One of the most influential and least technical findings in modern AI is this: if you ask a model to think step by step, it gets noticeably smarter. That's the core of a 2022 Google paper, *Chain-of-Thought Prompting Elicits Reasoning in Large Language Models*.
(This is our explanation of the paper; the source is linked.)
What they tried
The researchers gave models multi-step problems — word maths, logic puzzles — two ways. First the normal way: question in, answer out. Then a second way: they prompted the model to write out its intermediate reasoning before giving the final answer, like showing your work on a maths test.
What they found
The difference was large. On hard reasoning tasks, walking through the steps improved accuracy dramatically — and the bigger the model, the bigger the gain. Crucially, this needed no retraining. The capability was already inside the model; the right prompt unlocked it.
Why it matters
- It's free capability. A better prompt, not a bigger model, often gets a much better answer.
- It made AI auditable. When a model shows its steps, a human can check the reasoning — vital in regulated or high-stakes work.
- It seeded "reasoning" models. Today's models that "think" before answering are a direct descendant of this idea, now baked in rather than prompted.

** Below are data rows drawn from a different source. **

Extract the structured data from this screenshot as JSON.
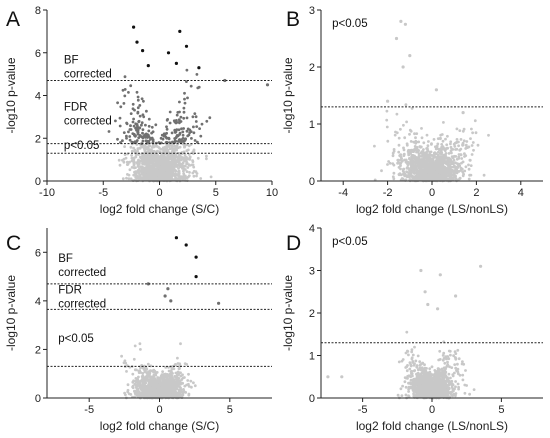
{
  "chart_data": [
    {
      "panel": "A",
      "type": "scatter",
      "xlabel": "log2 fold change (S/C)",
      "ylabel": "-log10 p-value",
      "xlim": [
        -10,
        10
      ],
      "ylim": [
        0,
        8
      ],
      "xticks": [
        -10,
        -5,
        0,
        5,
        10
      ],
      "yticks": [
        0,
        2,
        4,
        6,
        8
      ],
      "point_color_nonsig": "#c8c8c8",
      "point_color_sig": "#707070",
      "thresholds": [
        {
          "y": 4.7,
          "label_lines": [
            "BF",
            "corrected"
          ],
          "label_x": -8.5,
          "label_y": 5.5
        },
        {
          "y": 1.75,
          "label_lines": [
            "FDR",
            "corrected"
          ],
          "label_x": -8.5,
          "label_y": 3.3
        },
        {
          "y": 1.3,
          "label_lines": [
            "p<0.05"
          ],
          "label_x": -8.5,
          "label_y": 1.5
        }
      ],
      "sample_points": [
        [
          -2.3,
          7.2
        ],
        [
          -2,
          6.5
        ],
        [
          -1.5,
          6.1
        ],
        [
          1.8,
          7
        ],
        [
          2.4,
          6.3
        ],
        [
          0.8,
          6
        ],
        [
          -1,
          5.4
        ],
        [
          1.5,
          5.5
        ],
        [
          3.5,
          5.3
        ],
        [
          9.6,
          4.5
        ],
        [
          5.8,
          4.7
        ]
      ]
    },
    {
      "panel": "B",
      "type": "scatter",
      "xlabel": "log2 fold change (LS/nonLS)",
      "ylabel": "-log10 p-value",
      "xlim": [
        -5,
        5
      ],
      "ylim": [
        0,
        3
      ],
      "xticks": [
        -4,
        -2,
        0,
        2,
        4
      ],
      "yticks": [
        0,
        1,
        2,
        3
      ],
      "point_color_nonsig": "#c8c8c8",
      "point_color_sig": "#c8c8c8",
      "thresholds": [
        {
          "y": 1.3,
          "label_lines": [
            "p<0.05"
          ],
          "label_x": -4.5,
          "label_y": 2.7
        }
      ],
      "sample_points": [
        [
          -1.4,
          2.8
        ],
        [
          -1.2,
          2.75
        ],
        [
          -1.6,
          2.5
        ],
        [
          -1,
          2.2
        ],
        [
          -1.3,
          2
        ],
        [
          0.2,
          1.6
        ],
        [
          1.4,
          1.2
        ],
        [
          -2,
          1.4
        ]
      ]
    },
    {
      "panel": "C",
      "type": "scatter",
      "xlabel": "log2 fold change (S/C)",
      "ylabel": "-log10 p-value",
      "xlim": [
        -8,
        8
      ],
      "ylim": [
        0,
        7
      ],
      "xticks": [
        -5,
        0,
        5
      ],
      "yticks": [
        0,
        2,
        4,
        6
      ],
      "point_color_nonsig": "#c8c8c8",
      "point_color_sig": "#707070",
      "thresholds": [
        {
          "y": 4.7,
          "label_lines": [
            "BF",
            "corrected"
          ],
          "label_x": -7.2,
          "label_y": 5.6
        },
        {
          "y": 3.65,
          "label_lines": [
            "FDR",
            "corrected"
          ],
          "label_x": -7.2,
          "label_y": 4.3
        },
        {
          "y": 1.3,
          "label_lines": [
            "p<0.05"
          ],
          "label_x": -7.2,
          "label_y": 2.3
        }
      ],
      "sample_points": [
        [
          1.2,
          6.6
        ],
        [
          1.9,
          6.3
        ],
        [
          2.6,
          5.8
        ],
        [
          2.6,
          5
        ],
        [
          -0.8,
          4.7
        ],
        [
          0.6,
          4.5
        ],
        [
          0.4,
          4.2
        ],
        [
          0.8,
          4
        ],
        [
          4.2,
          3.9
        ]
      ]
    },
    {
      "panel": "D",
      "type": "scatter",
      "xlabel": "log2 fold change (LS/nonLS)",
      "ylabel": "-log10 p-value",
      "xlim": [
        -8,
        8
      ],
      "ylim": [
        0,
        4
      ],
      "xticks": [
        -5,
        0,
        5
      ],
      "yticks": [
        0,
        1,
        2,
        3,
        4
      ],
      "point_color_nonsig": "#c8c8c8",
      "point_color_sig": "#c8c8c8",
      "thresholds": [
        {
          "y": 1.3,
          "label_lines": [
            "p<0.05"
          ],
          "label_x": -7.2,
          "label_y": 3.6
        }
      ],
      "sample_points": [
        [
          -0.8,
          3
        ],
        [
          3.5,
          3.1
        ],
        [
          0.6,
          2.9
        ],
        [
          -0.5,
          2.5
        ],
        [
          -0.3,
          2.2
        ],
        [
          0.4,
          2.1
        ],
        [
          1.7,
          2.4
        ],
        [
          -6.5,
          0.5
        ],
        [
          -7.5,
          0.5
        ]
      ]
    }
  ]
}
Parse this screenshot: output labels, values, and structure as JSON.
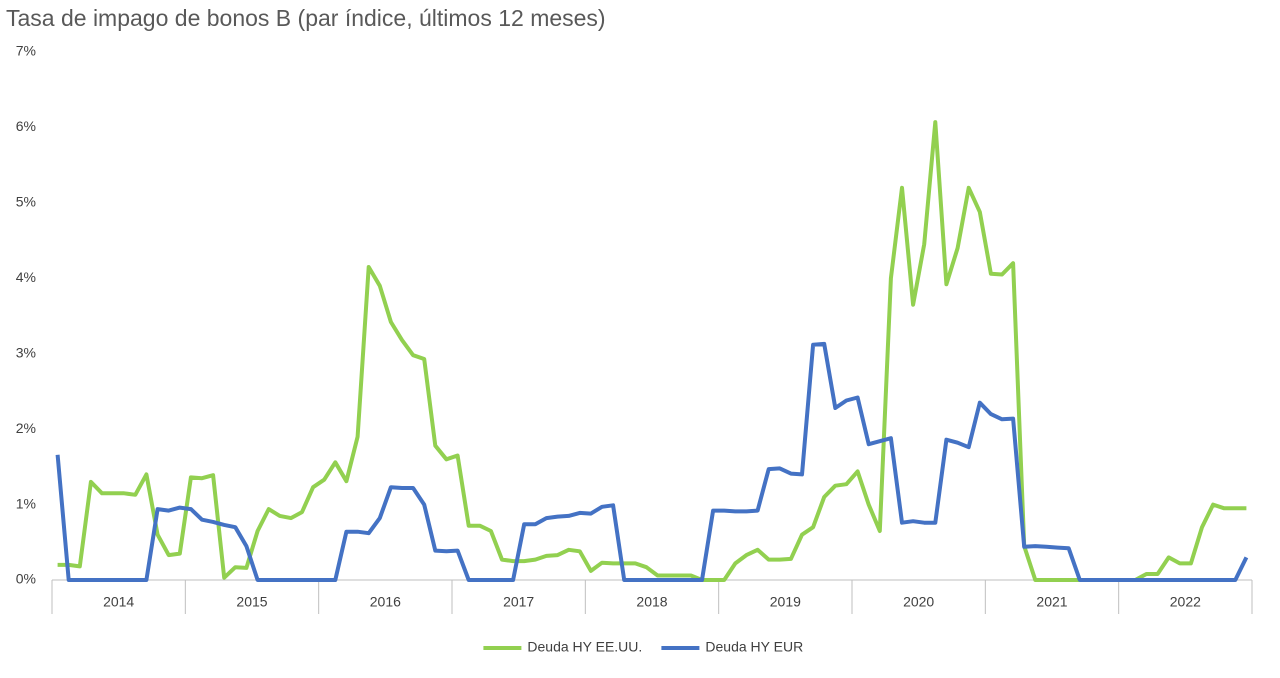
{
  "chart_data": {
    "type": "line",
    "title": "Tasa de impago de bonos B (par índice, últimos 12 meses)",
    "categories": [
      "2014",
      null,
      null,
      null,
      null,
      null,
      null,
      null,
      null,
      null,
      null,
      null,
      "2015",
      null,
      null,
      null,
      null,
      null,
      null,
      null,
      null,
      null,
      null,
      null,
      "2016",
      null,
      null,
      null,
      null,
      null,
      null,
      null,
      null,
      null,
      null,
      null,
      "2017",
      null,
      null,
      null,
      null,
      null,
      null,
      null,
      null,
      null,
      null,
      null,
      "2018",
      null,
      null,
      null,
      null,
      null,
      null,
      null,
      null,
      null,
      null,
      null,
      "2019",
      null,
      null,
      null,
      null,
      null,
      null,
      null,
      null,
      null,
      null,
      null,
      "2020",
      null,
      null,
      null,
      null,
      null,
      null,
      null,
      null,
      null,
      null,
      null,
      "2021",
      null,
      null,
      null,
      null,
      null,
      null,
      null,
      null,
      null,
      null,
      null,
      "2022",
      null,
      null,
      null,
      null,
      null,
      null,
      null,
      null,
      null,
      null,
      null
    ],
    "series": [
      {
        "name": "Deuda HY EE.UU.",
        "color": "#92d050",
        "values": [
          0.2,
          0.2,
          0.18,
          1.3,
          1.15,
          1.15,
          1.15,
          1.13,
          1.4,
          0.6,
          0.33,
          0.35,
          1.36,
          1.35,
          1.39,
          0.03,
          0.17,
          0.16,
          0.65,
          0.94,
          0.85,
          0.82,
          0.9,
          1.23,
          1.33,
          1.56,
          1.31,
          1.9,
          4.15,
          3.9,
          3.42,
          3.18,
          2.98,
          2.93,
          1.78,
          1.6,
          1.65,
          0.72,
          0.72,
          0.65,
          0.27,
          0.25,
          0.25,
          0.27,
          0.32,
          0.33,
          0.4,
          0.38,
          0.12,
          0.23,
          0.22,
          0.22,
          0.22,
          0.17,
          0.06,
          0.06,
          0.06,
          0.06,
          0,
          0,
          0,
          0.22,
          0.33,
          0.4,
          0.27,
          0.27,
          0.28,
          0.6,
          0.7,
          1.1,
          1.25,
          1.27,
          1.44,
          1.0,
          0.65,
          4.0,
          5.2,
          3.65,
          4.45,
          6.07,
          3.92,
          4.4,
          5.2,
          4.88,
          4.06,
          4.05,
          4.2,
          0.45,
          0,
          0,
          0,
          0,
          0,
          0,
          0,
          0,
          0,
          0,
          0.08,
          0.08,
          0.3,
          0.22,
          0.22,
          0.7,
          1.0,
          0.95,
          0.95,
          0.95
        ]
      },
      {
        "name": "Deuda HY EUR",
        "color": "#4472c4",
        "values": [
          1.66,
          0,
          0,
          0,
          0,
          0,
          0,
          0,
          0,
          0.94,
          0.92,
          0.96,
          0.94,
          0.8,
          0.77,
          0.73,
          0.7,
          0.45,
          0,
          0,
          0,
          0,
          0,
          0,
          0,
          0,
          0.64,
          0.64,
          0.62,
          0.82,
          1.23,
          1.22,
          1.22,
          1.0,
          0.39,
          0.38,
          0.39,
          0,
          0,
          0,
          0,
          0,
          0.74,
          0.74,
          0.82,
          0.84,
          0.85,
          0.89,
          0.88,
          0.97,
          0.99,
          0,
          0,
          0,
          0,
          0,
          0,
          0,
          0,
          0.92,
          0.92,
          0.91,
          0.91,
          0.92,
          1.47,
          1.48,
          1.41,
          1.4,
          3.12,
          3.13,
          2.28,
          2.38,
          2.42,
          1.8,
          1.84,
          1.88,
          0.76,
          0.78,
          0.76,
          0.76,
          1.86,
          1.82,
          1.76,
          2.35,
          2.2,
          2.13,
          2.14,
          0.44,
          0.45,
          0.44,
          0.43,
          0.42,
          0,
          0,
          0,
          0,
          0,
          0,
          0,
          0,
          0,
          0,
          0,
          0,
          0,
          0,
          0,
          0.3
        ]
      }
    ],
    "ylim": [
      0,
      7
    ],
    "yticks": [
      {
        "value": 0,
        "label": "0%"
      },
      {
        "value": 1,
        "label": "1%"
      },
      {
        "value": 2,
        "label": "2%"
      },
      {
        "value": 3,
        "label": "3%"
      },
      {
        "value": 4,
        "label": "4%"
      },
      {
        "value": 5,
        "label": "5%"
      },
      {
        "value": 6,
        "label": "6%"
      },
      {
        "value": 7,
        "label": "7%"
      }
    ],
    "grid": false,
    "legend": "bottom"
  }
}
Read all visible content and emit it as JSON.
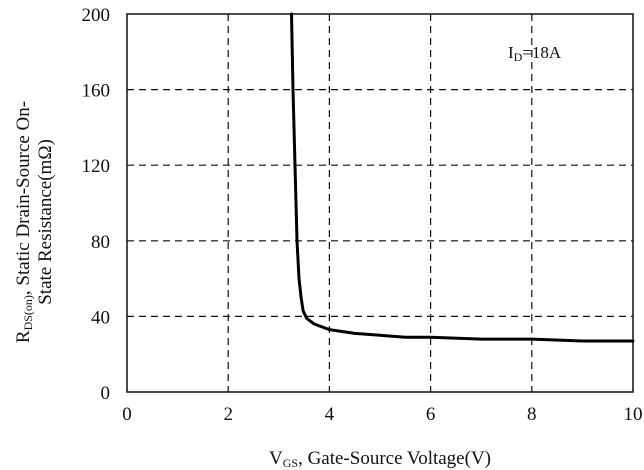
{
  "chart_data": {
    "type": "line",
    "title": "",
    "xlabel": {
      "main": "V",
      "sub": "GS",
      "rest": ", Gate-Source Voltage(V)"
    },
    "ylabel": {
      "line1_main": "R",
      "line1_sub": "DS(on)",
      "line1_rest": ", Static Drain-Source On-",
      "line2": "State Resistance(mΩ)"
    },
    "annotation": {
      "main": "I",
      "sub": "D",
      "rest": "=18A"
    },
    "xlim": [
      0,
      10
    ],
    "ylim": [
      0,
      200
    ],
    "xticks": [
      0,
      2,
      4,
      6,
      8,
      10
    ],
    "yticks": [
      0,
      40,
      80,
      120,
      160,
      200
    ],
    "grid": true,
    "series": [
      {
        "name": "",
        "x": [
          3.25,
          3.28,
          3.32,
          3.36,
          3.4,
          3.44,
          3.48,
          3.55,
          3.7,
          4.0,
          4.5,
          5.0,
          5.5,
          6.0,
          7.0,
          8.0,
          9.0,
          10.0
        ],
        "y": [
          200,
          160,
          120,
          80,
          60,
          50,
          43,
          39,
          36,
          33,
          31,
          30,
          29,
          29,
          28,
          28,
          27,
          27
        ]
      }
    ]
  }
}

The headline is almost philosophical: the model could already reason — it just needed to be asked to do it out loud.
The caveat
A visible chain of reasoning looks convincing, but a tidy explanation isn't proof the answer is right — models can reason their way to confident, wrong conclusions. That gap between looking right and being right is exactly why AI agents still fail in production without proper checks.
Sources
- Wei et al. (2022) — *Chain-of-Thought Prompting Elicits Reasoning in Large Language Models*